Right-wing extremists are using Islamic State tactics to recruit
Australia’s domestic spy agency has revealed a dramatic rise in the number of violent right-wing extremists under surveillance, while warning some groups are now employing Islamic State-style radicalisation tactics.
The Australian Security Intelligence Organisation (ASIO) has told Parliament’s Joint Intelligence and Security Committee that far-right movements are also taking advantage of the COVID-19 pandemic to bolster recruitment.
ASIO deputy director-general Heather Cook said up to 40 per cent of the agency’s counterterrorism efforts are now focussed on thwarting violent plots by right-wing groups or individuals.
“Extreme right-wing violent extremism occupies approximately between 30 and 40 per cent of ASIO’s current case load in our counterterrorism work — and that is an increase from approximately 10 and 15 per cent prior to 2016,” she said.
Ms Cook has also revealed that ASIO is concerned that right-wing extremists are now using the same strategies as Islamic extremists to bolster their ranks.

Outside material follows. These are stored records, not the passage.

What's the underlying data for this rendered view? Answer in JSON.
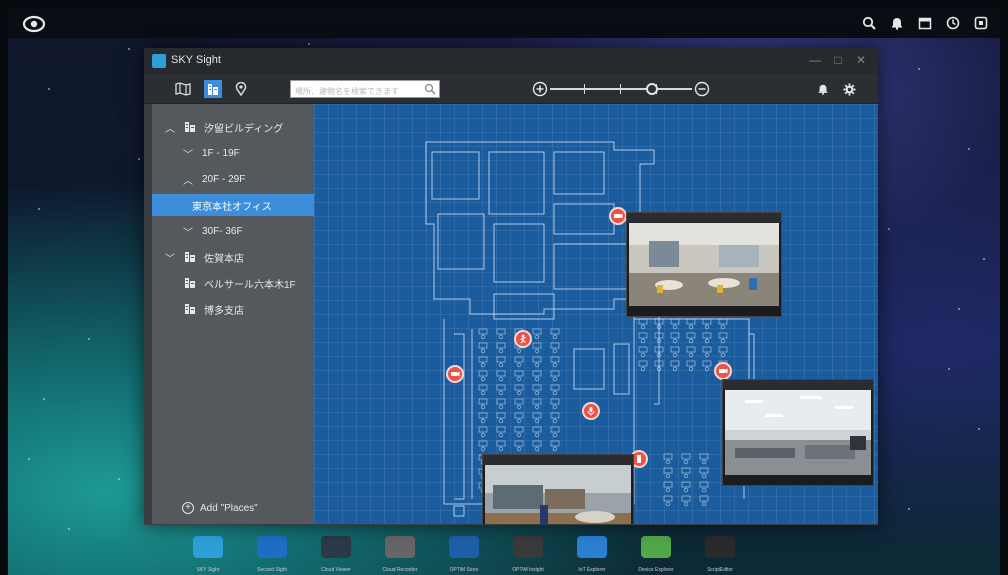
{
  "app": {
    "title": "SKY Sight"
  },
  "toolbar": {
    "search_placeholder": "場所、建物名を検索できます"
  },
  "tree": [
    {
      "label": "汐留ビルディング",
      "level": 0,
      "chevron": "up",
      "icon": "building-icon"
    },
    {
      "label": "1F - 19F",
      "level": 1,
      "chevron": "down"
    },
    {
      "label": "20F - 29F",
      "level": 1,
      "chevron": "up"
    },
    {
      "label": "東京本社オフィス",
      "level": 2,
      "selected": true
    },
    {
      "label": "30F- 36F",
      "level": 1,
      "chevron": "down"
    },
    {
      "label": "佐賀本店",
      "level": 0,
      "chevron": "down",
      "icon": "building-icon"
    },
    {
      "label": "ベルサール六本木1F",
      "level": 0,
      "icon": "building-icon"
    },
    {
      "label": "博多支店",
      "level": 0,
      "icon": "building-icon"
    }
  ],
  "sidebar": {
    "add_places": "Add \"Places\""
  },
  "zoom": {
    "level": 0.72
  },
  "dock": [
    {
      "label": "SKY Sight",
      "color": "#2f9fd8"
    },
    {
      "label": "Second Sight",
      "color": "#1e6fc4"
    },
    {
      "label": "Cloud Viewer",
      "color": "#2a3a4a"
    },
    {
      "label": "Cloud Recorder",
      "color": "#666666"
    },
    {
      "label": "OPTiM Store",
      "color": "#1d5fa8"
    },
    {
      "label": "OPTiM Insight",
      "color": "#3a3a3a"
    },
    {
      "label": "IoT Explorer",
      "color": "#2c7fd1"
    },
    {
      "label": "Device Explorer",
      "color": "#4fa84a"
    },
    {
      "label": "ScriptEditor",
      "color": "#2a2a2a"
    }
  ],
  "colors": {
    "accent": "#3c8edb",
    "map_bg": "#1b5c9e",
    "pin": "#e8534a"
  }
}
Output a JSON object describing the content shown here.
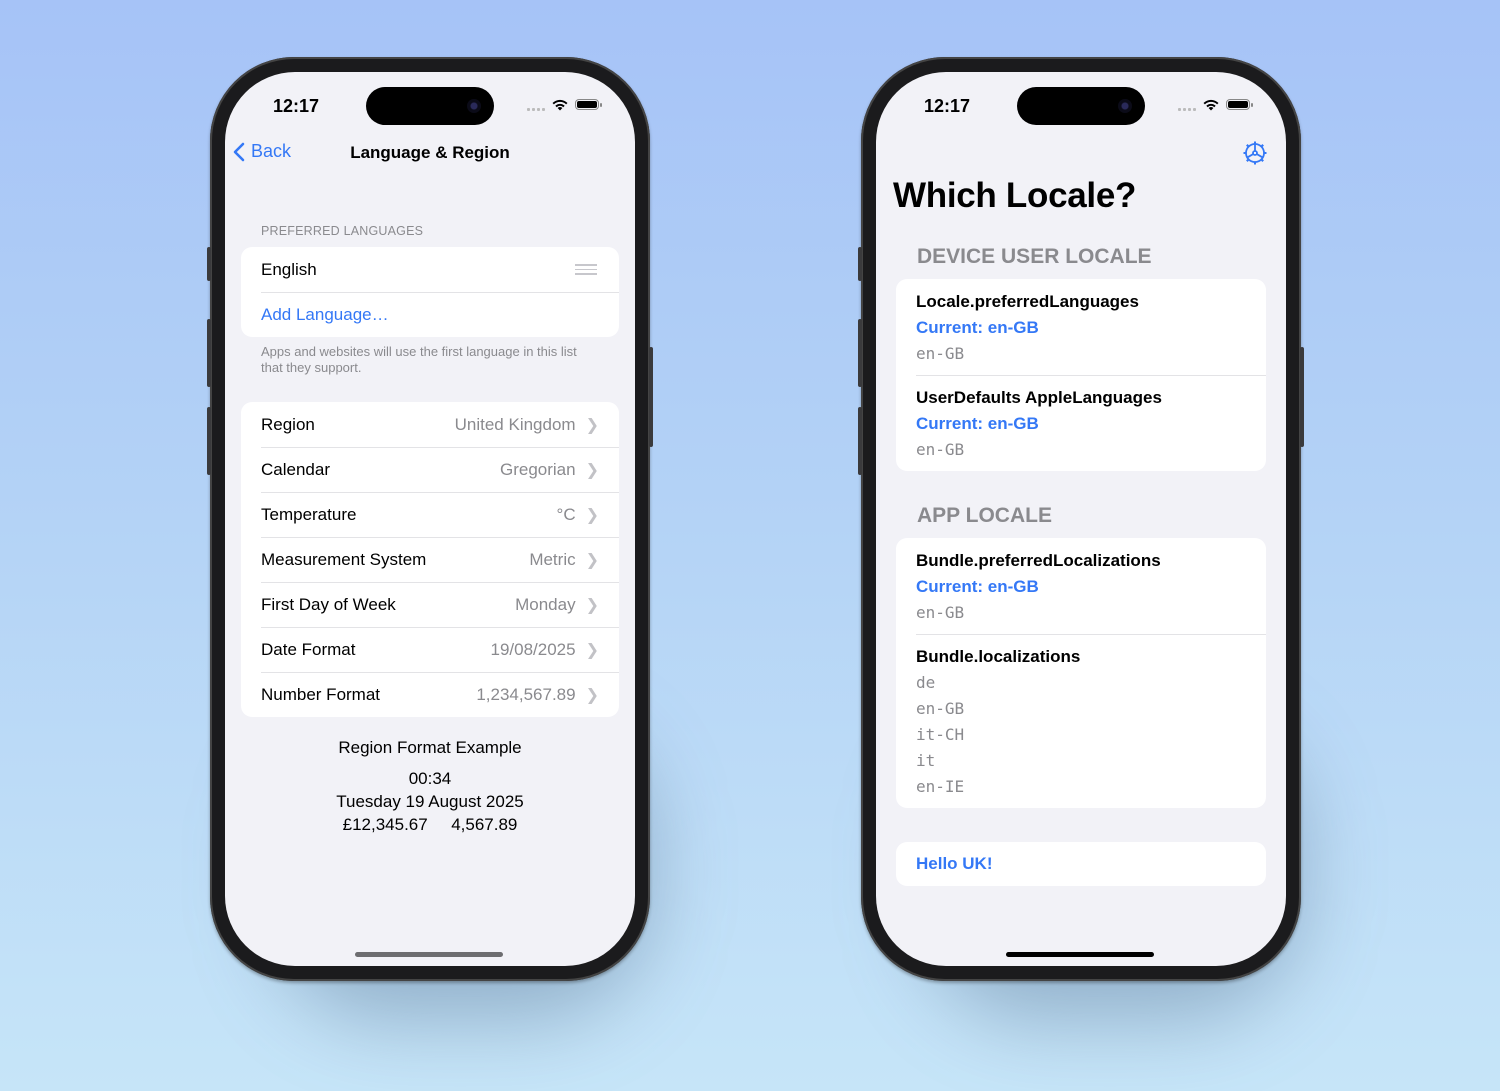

“I think not dissimilar to the way ISIL [Islamic State] used its propaganda and its ability to manipulate social media to recruit the young and the vulnerable — I think we are seeing a similar phenomenon being used by some in that extreme right-wing milieu to good effect,” she said.
The threat posed by radical right-wing extremists came to public prominence following last year’s deadly Christchurch mosque shootings, and in February, ASIO warned that neo-Nazis were emerging as one of Australia’s most challenging security threats.
Under questioning from Labor MP Anthony Byrne, Ms Cook also warned that COVID-19 was leading to an increase in radicalisation.
“There’s always a combination of factors which contribute to an attraction to a particular type of ideology at a particular point in time,” she said.
“Some of the circumstances of COVID have contributed to an increase in radicalisation, in particular, because of the amount of time that individuals are spending in isolation or working from home or not in school.
“It makes it much easier to be finding like-minded individuals, there is a much wider variety of what I would call chat groups or areas where individuals with these views can coalesce and discuss and I guess promote those views more widely.”
Mr Byrne, the deputy chair of the intelligence committee, described the revelations of a rapid increase in violent right-wing extremists as “astonishing”.
Responding to ASIO’s evidence, Shadow Home Affairs Minister Kristina Keneally tweeted that Australia was still the only country inside the “Five-Eyes” intelligence network — which includes the United States, United Kingdom, Canada and New Zealand — which had not officially proscribed any right-wing extremist group as a terrorist organisation.